日出仿佛是一道分界線,上班族手里抓著三明治飛快的往地鐵站跑,老人們早起晨練,家長們或是送孩子上學,或是一早去商場里采購一切都一如平常。
越是這樣,切身經歷過昨晚混亂的人越是心情沉重。
同樣在天明的時候,偵探社社長回到了偵探社,看到社員們在座位上趴著睡的香甜,一個一身青綠色的少年坐在桌子邊,身側的詩琴自動彈奏著輕妙的音節,手里則抓著亂步的零食。
便是他在這樂聲中也感覺到了困倦。
社長的視線移到趴在桌子上,懷里還摟著薯片袋子睡的香甜的亂步,薯片袋子已經空了,無形的風支撐著袋子,做出仍舊滿滿的假象。
看到社長回來,青綠少年頓了頓,將手里剩下的最后一片薯片放了回去,將懸浮在半空的詩琴抓在懷里,似模似樣的彈了兩下。
吹了一夜冷風的社長大人沉默片刻,雙手縮在袖子里,對青綠的少年點點頭,頂著一身微潮的衣服回自己的房間了。
青綠少年看著那最后一片薯片,忍了又忍,終于緩緩伸出了手。
“咔嚓。”好吃。
亂步睡眼朦朧的抬起頭,正對上嘴角邊有薯片渣的少年。
溫迪揚起大大的笑臉,面對著晨曦的光,像是降世的天使“早上好。”
亂步雙眼迅速睜大,睡意消失,動作流暢迅猛地跳了起來,兩手掐住他的脖子使勁搖晃“快給我吐出來”
其他人被聲音驚醒,躺在桌子上的敦也睜開了眼,就見青綠色的背影朝他壓了過來,隨后是依舊緊緊掐著溫迪脖子的亂步。
“嗷”敦一嗓子叫了出來,“快起來肚子、肚子要被壓出來了”
亂步和溫迪在敦身上掐做一團。
前者掐著后者的脖子,頭發都炸起來了“亂步大人的薯片社長說那是一周的零食份全被你吃了快給亂步大人統統吐出來”
被發現柯南偷偷給亂步加餐后,他的零食已經被嚴格管控起來,如果沒有這只精靈偷吃,他剛好夠每天分的
溫迪帽子被甩飛,落在一邊的國木田頭上,他的披風在敦臉上胡亂的拍,小辮子上下起伏“反正我已經吃完了就算吐出來你也吃不了我這都是為了你的牙著想,你也不想因為牙疼被與謝野醫生治療吧”

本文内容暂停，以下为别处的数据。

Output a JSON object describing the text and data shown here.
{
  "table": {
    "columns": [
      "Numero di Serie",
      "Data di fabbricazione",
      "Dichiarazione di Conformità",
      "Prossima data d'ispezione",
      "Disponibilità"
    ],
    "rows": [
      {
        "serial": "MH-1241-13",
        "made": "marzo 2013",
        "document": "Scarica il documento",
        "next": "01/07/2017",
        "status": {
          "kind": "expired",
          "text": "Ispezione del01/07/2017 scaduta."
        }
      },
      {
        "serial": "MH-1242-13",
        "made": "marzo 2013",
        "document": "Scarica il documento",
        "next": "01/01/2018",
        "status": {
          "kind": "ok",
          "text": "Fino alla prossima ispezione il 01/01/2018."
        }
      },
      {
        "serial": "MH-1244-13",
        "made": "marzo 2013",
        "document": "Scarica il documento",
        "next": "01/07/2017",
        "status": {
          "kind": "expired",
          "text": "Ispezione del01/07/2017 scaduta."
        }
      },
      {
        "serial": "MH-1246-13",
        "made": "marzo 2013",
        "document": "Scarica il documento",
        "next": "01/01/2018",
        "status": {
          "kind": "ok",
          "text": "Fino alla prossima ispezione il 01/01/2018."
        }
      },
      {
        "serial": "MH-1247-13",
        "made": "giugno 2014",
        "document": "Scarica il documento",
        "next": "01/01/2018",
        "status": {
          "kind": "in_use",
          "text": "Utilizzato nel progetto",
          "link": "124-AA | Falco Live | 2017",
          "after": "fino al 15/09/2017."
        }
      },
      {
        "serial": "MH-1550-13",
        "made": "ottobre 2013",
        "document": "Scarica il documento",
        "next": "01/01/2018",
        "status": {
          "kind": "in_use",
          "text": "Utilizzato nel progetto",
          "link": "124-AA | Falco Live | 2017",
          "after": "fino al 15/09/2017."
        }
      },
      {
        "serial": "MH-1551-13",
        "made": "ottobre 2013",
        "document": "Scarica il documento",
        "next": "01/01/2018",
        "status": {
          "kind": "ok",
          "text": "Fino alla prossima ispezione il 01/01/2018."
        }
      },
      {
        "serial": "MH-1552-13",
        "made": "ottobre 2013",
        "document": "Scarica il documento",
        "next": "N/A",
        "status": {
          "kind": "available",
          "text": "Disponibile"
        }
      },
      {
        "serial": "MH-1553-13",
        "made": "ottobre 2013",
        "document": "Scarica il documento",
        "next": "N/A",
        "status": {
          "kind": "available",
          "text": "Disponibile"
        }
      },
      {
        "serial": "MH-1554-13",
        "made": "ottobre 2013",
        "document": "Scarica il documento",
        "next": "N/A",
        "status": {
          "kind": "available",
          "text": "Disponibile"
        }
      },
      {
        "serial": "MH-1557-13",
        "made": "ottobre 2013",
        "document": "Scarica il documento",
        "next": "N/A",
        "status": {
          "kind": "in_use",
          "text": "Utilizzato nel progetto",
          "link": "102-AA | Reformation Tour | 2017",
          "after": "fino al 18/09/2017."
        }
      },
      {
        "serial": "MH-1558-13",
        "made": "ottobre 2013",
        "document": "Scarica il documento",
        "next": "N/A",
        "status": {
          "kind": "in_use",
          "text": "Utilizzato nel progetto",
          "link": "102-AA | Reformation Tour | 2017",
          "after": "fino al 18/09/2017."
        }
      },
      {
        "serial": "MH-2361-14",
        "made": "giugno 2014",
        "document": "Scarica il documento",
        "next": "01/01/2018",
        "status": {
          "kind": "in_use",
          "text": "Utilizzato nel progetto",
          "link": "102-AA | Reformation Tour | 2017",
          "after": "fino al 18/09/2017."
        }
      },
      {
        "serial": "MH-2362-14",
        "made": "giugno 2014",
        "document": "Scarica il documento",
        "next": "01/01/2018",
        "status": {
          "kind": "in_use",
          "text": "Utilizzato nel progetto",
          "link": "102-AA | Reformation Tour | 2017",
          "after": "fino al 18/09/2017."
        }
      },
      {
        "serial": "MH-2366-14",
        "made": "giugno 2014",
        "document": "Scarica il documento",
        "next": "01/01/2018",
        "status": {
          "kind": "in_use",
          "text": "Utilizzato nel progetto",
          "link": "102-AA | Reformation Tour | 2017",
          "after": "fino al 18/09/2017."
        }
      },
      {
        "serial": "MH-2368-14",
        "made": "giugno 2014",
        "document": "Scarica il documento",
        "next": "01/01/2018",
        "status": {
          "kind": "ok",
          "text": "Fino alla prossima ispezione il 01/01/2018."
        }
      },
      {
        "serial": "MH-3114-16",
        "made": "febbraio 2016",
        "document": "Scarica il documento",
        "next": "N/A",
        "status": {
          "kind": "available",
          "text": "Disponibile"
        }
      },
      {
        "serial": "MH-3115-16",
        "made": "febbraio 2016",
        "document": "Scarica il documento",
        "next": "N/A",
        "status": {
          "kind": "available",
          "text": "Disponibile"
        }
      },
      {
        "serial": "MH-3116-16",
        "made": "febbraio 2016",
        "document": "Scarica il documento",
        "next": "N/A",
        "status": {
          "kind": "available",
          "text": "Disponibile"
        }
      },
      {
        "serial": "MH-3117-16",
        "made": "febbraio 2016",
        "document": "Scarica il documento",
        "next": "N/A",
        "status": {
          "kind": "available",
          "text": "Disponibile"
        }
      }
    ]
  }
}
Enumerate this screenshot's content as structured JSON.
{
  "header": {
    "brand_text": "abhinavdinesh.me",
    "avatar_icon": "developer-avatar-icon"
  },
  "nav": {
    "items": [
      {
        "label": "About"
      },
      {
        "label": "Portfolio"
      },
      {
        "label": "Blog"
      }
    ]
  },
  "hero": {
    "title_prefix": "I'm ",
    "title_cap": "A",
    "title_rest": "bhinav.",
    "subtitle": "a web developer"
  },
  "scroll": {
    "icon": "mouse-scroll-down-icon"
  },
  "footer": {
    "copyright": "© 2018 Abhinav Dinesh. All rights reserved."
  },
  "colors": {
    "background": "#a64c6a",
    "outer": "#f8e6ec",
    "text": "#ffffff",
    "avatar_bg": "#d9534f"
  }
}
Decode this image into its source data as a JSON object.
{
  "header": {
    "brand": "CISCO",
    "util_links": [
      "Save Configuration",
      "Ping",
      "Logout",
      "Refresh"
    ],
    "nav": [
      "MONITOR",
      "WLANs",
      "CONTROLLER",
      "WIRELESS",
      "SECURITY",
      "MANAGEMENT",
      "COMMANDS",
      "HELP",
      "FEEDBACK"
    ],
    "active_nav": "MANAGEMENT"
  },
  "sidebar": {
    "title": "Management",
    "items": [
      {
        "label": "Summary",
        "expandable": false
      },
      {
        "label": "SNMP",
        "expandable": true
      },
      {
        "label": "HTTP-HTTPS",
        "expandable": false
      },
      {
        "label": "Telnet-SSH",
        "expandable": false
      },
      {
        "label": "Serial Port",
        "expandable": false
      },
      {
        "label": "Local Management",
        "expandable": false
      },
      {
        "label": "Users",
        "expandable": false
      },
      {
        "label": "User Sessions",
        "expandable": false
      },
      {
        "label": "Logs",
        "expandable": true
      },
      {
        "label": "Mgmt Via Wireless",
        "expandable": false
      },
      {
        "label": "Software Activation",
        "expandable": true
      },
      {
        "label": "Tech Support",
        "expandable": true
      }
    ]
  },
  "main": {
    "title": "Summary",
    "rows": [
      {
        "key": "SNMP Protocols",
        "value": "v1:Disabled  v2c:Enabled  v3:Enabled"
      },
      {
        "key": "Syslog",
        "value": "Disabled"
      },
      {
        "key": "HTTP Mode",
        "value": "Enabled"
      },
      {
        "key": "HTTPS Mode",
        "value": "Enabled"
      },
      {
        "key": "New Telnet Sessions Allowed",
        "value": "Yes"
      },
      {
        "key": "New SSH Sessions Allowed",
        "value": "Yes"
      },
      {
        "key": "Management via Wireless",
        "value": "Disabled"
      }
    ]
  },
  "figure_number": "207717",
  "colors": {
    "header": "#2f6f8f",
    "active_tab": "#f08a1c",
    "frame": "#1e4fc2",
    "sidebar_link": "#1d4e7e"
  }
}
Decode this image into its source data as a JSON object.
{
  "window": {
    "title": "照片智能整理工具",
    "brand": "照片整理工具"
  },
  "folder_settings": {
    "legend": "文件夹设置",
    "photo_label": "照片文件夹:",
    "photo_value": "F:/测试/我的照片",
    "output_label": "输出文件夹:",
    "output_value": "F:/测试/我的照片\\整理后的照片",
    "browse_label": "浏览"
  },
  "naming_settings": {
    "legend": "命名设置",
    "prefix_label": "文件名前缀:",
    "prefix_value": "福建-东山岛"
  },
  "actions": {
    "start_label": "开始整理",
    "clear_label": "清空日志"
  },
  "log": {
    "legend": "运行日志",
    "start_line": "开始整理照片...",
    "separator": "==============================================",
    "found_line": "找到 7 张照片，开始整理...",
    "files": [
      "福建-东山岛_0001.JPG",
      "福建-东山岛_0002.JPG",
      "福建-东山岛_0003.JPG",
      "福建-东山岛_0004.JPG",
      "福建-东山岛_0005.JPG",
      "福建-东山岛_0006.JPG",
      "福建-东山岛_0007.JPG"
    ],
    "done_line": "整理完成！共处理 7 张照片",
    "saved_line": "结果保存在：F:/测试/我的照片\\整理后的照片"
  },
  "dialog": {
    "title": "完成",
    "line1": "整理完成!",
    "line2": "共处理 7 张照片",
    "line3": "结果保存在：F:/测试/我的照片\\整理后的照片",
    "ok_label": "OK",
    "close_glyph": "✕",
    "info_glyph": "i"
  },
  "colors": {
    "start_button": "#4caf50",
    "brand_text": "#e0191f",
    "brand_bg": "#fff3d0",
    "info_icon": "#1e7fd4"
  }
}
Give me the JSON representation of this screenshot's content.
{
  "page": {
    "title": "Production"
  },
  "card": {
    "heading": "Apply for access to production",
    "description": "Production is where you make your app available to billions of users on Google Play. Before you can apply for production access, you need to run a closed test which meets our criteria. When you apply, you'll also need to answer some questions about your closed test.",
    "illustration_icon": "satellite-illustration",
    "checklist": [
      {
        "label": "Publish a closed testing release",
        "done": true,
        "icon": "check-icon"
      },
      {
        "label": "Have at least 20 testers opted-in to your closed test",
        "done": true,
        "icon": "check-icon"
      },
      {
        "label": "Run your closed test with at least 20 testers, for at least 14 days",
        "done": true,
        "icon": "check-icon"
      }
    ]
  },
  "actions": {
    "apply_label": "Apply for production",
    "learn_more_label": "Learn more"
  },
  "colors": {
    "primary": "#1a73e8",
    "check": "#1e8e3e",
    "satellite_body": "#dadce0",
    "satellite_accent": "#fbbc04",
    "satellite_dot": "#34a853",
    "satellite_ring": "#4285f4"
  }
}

與謝野推開門,聞言雙手抱臂靠在門邊“我好像聽到了什么不得了的話。”
亂步眼神緊急一瞥,迅速轉了回來“亂步大人什么都沒說你不要污蔑我,快點賠我的薯片”
在視線轉回的時候,他像是發現了什么更可怕的事實,眼睛睜得更大了。
“我的團子和果凍啊啊啊快給我吐出來”
柯南轉過頭看了一眼,忍不住嘴角微抽。
亂步的團子和果凍在昨天的時候特意被鎖了起來,看到的時候柯南以為是社長為了防止亂步吃太多,現在看來顯然
防住了某個小孩脾氣的偵探,沒有防住不需要睡覺的某個神明啊。
難怪睡著的時候感覺屋子里這么香甜,導致柯南做夢都是在吃甜食。
直美倚靠在哥哥谷崎身上,手指在他胸前畫圈,看著亂做一團的三人笑道“阿敦看起來魂都要吐出來了啊。”
谷崎縮著胸膛,不敢抓妹妹的手“直、直美”
敦實在是受不住兩個人在他肚子上跳躍,連昨晚悲傷的心情都忘記了,嗷嗚一聲化為老虎,從桌子上翻下來,卻不小心撞到了國木田的桌子,筆筒直接倒了下來,嘩啦聲響成一片。
溫迪“阿嚏”
亂步“噫”
國木田手里抓著溫迪的圓帽,額頭
青筋暴起“你們在干什么啊”
然而亂步只會聽社長的話,溫迪則雙眼一亮從桌子上跳到他身后,兩手按住他肩膀“國木田麻麻救命”
“不要學混蛋太宰說話啊”
他抓住溫迪的衣領,一把將他從后背拎出來,少年的體重意外的輕,平日能輕松拎起太宰的國木田單手就能拎得他腳不沾地。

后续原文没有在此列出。